Ten years after a whistleblower at the Centers for Disease Control and Prevention (CDC) leaked data showing the agency identified a link between the measles-mumps-rubella (MMR) vaccine and autism in African American boys, the agency has done nothing to address the issue.
William Thompson, Ph.D., a CDC senior scientist, on Aug. 27, 2014, issued a statement through his attorney revealing that he and his colleagues at the CDC omitted data from a 2004 article in Pediatrics that “suggested that African American males who received the MMR vaccine before age 36 months were at increased risk for autism.”

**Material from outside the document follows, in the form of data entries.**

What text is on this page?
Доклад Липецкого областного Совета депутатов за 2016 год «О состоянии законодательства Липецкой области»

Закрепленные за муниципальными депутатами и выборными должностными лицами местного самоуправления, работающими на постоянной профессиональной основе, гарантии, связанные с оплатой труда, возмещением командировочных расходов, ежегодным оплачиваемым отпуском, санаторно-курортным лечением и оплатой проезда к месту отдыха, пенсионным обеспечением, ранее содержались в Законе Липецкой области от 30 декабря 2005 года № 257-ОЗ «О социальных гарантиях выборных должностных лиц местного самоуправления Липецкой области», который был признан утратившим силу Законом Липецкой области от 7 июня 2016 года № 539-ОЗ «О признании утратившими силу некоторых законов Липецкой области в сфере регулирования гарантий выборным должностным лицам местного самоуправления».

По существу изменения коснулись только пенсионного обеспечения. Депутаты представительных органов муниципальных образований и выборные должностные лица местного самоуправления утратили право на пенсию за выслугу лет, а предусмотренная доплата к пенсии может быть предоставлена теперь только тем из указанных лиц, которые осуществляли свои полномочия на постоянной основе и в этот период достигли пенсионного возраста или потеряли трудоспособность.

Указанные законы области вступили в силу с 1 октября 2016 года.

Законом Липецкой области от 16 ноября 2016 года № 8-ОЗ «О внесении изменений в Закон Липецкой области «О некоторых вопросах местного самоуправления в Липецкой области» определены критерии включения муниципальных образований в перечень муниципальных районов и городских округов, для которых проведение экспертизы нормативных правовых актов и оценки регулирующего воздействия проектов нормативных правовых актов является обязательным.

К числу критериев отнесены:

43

“Decisions were made regarding which findings to report after the data were collected, and I believe that the final protocol was not followed,” Thompson wrote.
Since then, the CDC has continued to assert that “studies have shown there is no link between vaccines and ASD,” autism spectrum disorder.
Meanwhile, the agency also reports that autism rates have continued to climb — 1 in 36 children now have autism according to its most recent study.
For the first time since the agency began doing autism prevalence studies in 2000, in 2023 the CDC also reported that autism rates were higher among Black, Hispanic and Asian/Pacific Islander children than among white and biracial children.
Since then, the agency has continued to add more vaccines to its list of recommended childhood immunizations, including the flu, COVID-19 and RSV monoclonal antibody shots.